「俺が払おう」

 天佑は右手を懐に入れると、財布を出す。そこから銀貨三枚を取り出し、女性に差し出した。
 一方の女性は天佑から銀貨を受け取ると目をまん丸にした。銀貨を摘まみ、上にかざして眺める。

「こ、こんなにいいのかい? 三十銅貨より随分多いけど」
「ああ、構わない。その代わり、この先一年間ほどこの家を借りたい。余った額は利子として取っておいてくれ。それでいいか?」

 銀貨一枚は百銅貨に相当する。つまり、天佑が手渡したのは滞納金の十倍に相当する額で、この女性が驚くのも無理はなかった。

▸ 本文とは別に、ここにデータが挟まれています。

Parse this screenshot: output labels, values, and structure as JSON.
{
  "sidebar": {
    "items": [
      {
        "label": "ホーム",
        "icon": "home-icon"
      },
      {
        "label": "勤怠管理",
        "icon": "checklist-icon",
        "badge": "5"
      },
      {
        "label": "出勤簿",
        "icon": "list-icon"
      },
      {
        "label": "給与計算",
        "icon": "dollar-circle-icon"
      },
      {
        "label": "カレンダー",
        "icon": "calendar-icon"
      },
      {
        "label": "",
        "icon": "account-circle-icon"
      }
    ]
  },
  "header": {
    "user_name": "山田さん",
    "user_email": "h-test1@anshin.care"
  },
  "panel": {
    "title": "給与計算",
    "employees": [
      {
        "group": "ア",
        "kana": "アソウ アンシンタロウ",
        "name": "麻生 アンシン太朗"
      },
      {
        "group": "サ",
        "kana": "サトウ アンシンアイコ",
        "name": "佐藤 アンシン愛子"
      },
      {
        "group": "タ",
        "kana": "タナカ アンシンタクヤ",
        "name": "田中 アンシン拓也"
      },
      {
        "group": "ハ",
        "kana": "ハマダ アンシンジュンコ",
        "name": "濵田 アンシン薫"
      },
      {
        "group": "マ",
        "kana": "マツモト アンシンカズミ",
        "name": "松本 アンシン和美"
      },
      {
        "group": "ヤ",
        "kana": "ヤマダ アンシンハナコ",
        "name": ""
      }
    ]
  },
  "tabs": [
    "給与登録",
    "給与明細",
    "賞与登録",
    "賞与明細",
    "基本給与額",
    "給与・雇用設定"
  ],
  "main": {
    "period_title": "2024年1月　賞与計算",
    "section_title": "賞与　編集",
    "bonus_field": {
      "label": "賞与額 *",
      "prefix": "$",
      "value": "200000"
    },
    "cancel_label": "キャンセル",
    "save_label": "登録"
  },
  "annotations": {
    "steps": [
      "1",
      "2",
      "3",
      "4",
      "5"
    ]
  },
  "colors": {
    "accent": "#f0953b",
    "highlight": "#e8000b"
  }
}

「もちろんだよ! こんなボロ屋でよければ一年間自由に使っておくれ。ありがとうね!」

 中年女性は朗らかな笑みを浮かべると、手を振って上機嫌で去って行った。
 その後ろ姿を見送ってから、天佑は改めて少年──玲燕を見る。
 玲燕は礼を言うどころか、天佑を睨み付けてきた。

「余計なことをするな。すぐに自分で払おうと思っていた」
「へえ、どうやって? 見たところ、依頼客もいないように見えるが」

 玲燕はぐっと押し黙るが、まっすぐに天佑を睨み据える視線を外そうとはしない。

(だいぶ肝が据わった少年だな)

 相手が都の、しかも高位の官吏だとわかっていながらまっすぐに睨み付けてくるこの度胸はなかなかのものだ。